The Court of Appeal, however, found Belobaba failed to consider whether partial summary judgment was appropriate in the context of the case as a whole.

“These claims are intertwined with the misrepresentation claims,” Pepall wrote.

“An award of partial summary judgment in these circumstances may lead to inconsistent results to the extent the misrepresentation claim were not barred due to a limitation period.”

Pepall added that if the whole case had been considered, partial summary judgment would not serve the “objectives of proportionality, efficiency, and cost effectiveness.”

In the decision, the court laid out four potential risks parties should consider before bringing a motion for partial summary judgment.
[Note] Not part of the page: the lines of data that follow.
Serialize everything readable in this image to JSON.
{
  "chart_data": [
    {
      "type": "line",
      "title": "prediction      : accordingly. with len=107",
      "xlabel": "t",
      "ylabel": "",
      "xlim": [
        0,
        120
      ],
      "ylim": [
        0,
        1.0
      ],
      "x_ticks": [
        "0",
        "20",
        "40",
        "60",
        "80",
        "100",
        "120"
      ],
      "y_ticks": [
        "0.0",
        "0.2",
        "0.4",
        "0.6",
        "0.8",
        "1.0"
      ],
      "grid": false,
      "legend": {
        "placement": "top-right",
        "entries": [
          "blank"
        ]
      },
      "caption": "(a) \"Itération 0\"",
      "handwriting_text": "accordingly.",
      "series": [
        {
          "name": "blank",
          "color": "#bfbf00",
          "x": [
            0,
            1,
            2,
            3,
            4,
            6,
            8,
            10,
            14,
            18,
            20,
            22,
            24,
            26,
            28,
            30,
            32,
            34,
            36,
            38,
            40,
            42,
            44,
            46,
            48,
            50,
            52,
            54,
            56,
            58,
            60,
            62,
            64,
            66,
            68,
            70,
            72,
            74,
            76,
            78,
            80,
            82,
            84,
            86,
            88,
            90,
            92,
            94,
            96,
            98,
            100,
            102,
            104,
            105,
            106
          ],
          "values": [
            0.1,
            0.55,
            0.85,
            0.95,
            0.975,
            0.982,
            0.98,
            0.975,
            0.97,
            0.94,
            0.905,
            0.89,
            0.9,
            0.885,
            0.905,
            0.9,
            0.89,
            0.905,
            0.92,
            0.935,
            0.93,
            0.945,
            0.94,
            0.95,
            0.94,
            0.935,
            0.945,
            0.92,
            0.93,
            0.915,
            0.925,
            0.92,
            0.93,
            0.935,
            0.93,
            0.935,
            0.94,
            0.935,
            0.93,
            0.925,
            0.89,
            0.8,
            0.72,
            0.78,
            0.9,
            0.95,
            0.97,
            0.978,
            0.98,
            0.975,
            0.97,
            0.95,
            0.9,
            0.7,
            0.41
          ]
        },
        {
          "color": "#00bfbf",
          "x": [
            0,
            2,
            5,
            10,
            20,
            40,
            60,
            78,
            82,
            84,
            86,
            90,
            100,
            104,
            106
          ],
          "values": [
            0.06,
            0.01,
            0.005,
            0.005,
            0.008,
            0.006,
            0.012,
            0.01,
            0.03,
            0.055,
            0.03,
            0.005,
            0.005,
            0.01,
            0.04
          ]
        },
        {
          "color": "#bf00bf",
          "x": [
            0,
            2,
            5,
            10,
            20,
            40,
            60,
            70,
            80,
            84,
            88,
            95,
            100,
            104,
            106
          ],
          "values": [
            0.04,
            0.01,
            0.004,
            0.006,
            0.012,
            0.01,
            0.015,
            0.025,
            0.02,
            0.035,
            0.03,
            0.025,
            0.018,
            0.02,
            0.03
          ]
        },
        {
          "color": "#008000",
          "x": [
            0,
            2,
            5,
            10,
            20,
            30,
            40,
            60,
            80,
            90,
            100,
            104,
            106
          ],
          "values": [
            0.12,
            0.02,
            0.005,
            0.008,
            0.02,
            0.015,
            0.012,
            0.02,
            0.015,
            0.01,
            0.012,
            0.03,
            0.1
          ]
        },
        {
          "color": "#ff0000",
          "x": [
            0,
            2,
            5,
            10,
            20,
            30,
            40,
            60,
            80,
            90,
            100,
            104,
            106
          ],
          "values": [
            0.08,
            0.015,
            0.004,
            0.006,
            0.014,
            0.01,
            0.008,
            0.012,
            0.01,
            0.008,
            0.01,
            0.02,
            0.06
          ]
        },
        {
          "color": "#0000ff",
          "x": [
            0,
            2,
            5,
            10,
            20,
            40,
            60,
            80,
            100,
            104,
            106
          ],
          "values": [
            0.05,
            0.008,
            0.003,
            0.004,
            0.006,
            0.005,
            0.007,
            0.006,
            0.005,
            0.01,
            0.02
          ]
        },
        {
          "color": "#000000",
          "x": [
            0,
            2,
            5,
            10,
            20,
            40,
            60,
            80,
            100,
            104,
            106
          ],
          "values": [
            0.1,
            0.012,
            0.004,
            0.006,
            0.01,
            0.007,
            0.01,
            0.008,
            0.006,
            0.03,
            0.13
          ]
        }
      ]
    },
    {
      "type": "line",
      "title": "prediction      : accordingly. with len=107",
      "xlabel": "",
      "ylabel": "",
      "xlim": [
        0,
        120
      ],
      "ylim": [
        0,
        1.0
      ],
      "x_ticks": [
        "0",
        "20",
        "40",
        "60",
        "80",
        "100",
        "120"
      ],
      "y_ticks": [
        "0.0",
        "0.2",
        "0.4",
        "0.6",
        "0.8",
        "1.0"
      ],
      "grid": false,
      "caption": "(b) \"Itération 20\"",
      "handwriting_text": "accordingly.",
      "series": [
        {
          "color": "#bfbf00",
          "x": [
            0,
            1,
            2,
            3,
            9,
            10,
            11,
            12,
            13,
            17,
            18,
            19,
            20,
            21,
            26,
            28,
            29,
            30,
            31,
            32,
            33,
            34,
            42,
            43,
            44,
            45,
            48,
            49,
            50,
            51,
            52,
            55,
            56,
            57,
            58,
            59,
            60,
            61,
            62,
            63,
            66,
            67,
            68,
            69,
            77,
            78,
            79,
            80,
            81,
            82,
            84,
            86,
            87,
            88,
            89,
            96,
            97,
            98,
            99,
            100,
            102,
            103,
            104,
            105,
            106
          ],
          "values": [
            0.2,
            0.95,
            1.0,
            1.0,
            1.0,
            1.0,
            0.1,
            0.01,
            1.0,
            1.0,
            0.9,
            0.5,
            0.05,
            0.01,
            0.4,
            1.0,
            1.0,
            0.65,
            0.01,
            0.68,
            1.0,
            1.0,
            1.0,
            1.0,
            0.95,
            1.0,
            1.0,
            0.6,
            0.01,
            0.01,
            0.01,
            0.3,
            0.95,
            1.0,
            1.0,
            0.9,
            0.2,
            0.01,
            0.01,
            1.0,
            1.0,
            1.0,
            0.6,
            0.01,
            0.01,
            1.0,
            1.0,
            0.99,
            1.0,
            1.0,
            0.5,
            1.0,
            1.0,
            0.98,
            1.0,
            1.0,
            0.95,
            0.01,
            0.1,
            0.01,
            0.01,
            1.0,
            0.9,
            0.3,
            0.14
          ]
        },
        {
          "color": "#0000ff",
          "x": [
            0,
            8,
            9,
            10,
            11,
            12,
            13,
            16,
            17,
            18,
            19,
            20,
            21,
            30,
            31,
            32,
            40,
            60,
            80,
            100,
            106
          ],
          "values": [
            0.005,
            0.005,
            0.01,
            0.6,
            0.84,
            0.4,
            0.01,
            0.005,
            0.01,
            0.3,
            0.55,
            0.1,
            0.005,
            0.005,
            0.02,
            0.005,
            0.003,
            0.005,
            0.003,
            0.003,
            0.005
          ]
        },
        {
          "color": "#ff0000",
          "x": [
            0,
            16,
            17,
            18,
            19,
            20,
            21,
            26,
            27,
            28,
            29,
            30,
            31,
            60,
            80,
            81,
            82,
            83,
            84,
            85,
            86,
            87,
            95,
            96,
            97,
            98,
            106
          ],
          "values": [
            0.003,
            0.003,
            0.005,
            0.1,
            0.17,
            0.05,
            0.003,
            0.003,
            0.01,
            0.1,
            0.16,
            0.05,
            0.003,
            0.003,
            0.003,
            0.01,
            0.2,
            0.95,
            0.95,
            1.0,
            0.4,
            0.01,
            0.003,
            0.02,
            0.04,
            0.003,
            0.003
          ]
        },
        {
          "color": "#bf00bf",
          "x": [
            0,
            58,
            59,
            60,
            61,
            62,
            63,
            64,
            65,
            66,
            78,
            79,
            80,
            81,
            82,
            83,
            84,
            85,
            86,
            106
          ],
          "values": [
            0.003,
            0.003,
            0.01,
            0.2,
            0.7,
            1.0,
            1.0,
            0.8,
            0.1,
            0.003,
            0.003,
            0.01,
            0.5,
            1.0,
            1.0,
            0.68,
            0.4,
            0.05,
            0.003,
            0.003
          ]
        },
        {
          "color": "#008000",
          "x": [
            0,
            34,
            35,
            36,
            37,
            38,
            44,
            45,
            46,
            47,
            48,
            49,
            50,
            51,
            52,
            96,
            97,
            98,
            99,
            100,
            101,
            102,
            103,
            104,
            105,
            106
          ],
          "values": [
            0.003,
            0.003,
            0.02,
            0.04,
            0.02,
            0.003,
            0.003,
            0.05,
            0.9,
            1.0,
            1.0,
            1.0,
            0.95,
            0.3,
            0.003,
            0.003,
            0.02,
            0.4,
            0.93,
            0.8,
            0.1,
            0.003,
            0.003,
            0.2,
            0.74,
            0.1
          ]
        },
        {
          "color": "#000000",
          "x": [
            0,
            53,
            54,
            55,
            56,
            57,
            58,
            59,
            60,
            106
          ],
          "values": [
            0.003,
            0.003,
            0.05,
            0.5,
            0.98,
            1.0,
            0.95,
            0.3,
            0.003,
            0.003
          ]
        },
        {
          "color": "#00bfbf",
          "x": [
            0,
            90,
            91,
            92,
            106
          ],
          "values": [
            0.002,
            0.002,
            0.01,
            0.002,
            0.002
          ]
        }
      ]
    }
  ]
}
Parties need to keep in mind the cost of such a motion, whether the motion risks delaying the final outcome of the case, the increase in summary judgment motions judges are hearing and whether the record available at the hearing of such a motion will be as expansive as the record at trial, the decision said.

Jeff Saikaley, a partner with CazaSaikeley LLP, says the decision is a call to lawyers to reconsider bringing partial summary judgment motions.

“There are some circumstances where those partial summary judgment motions are appropriate and others where they are not,” he says.

He says that in a typical case a partial summary judgment motion could be useful to determine liability but not damages, which could reduce the length and complexity of a trial. But in a case like Butera, where only one of the issues on liability is put forward on a summary judgment motion, Saikaley says a partial summary judgment could cause duplication and inconsistent findings.

John Campbell, who represented the law firm, declined to comment on the decision, as the case is ongoing.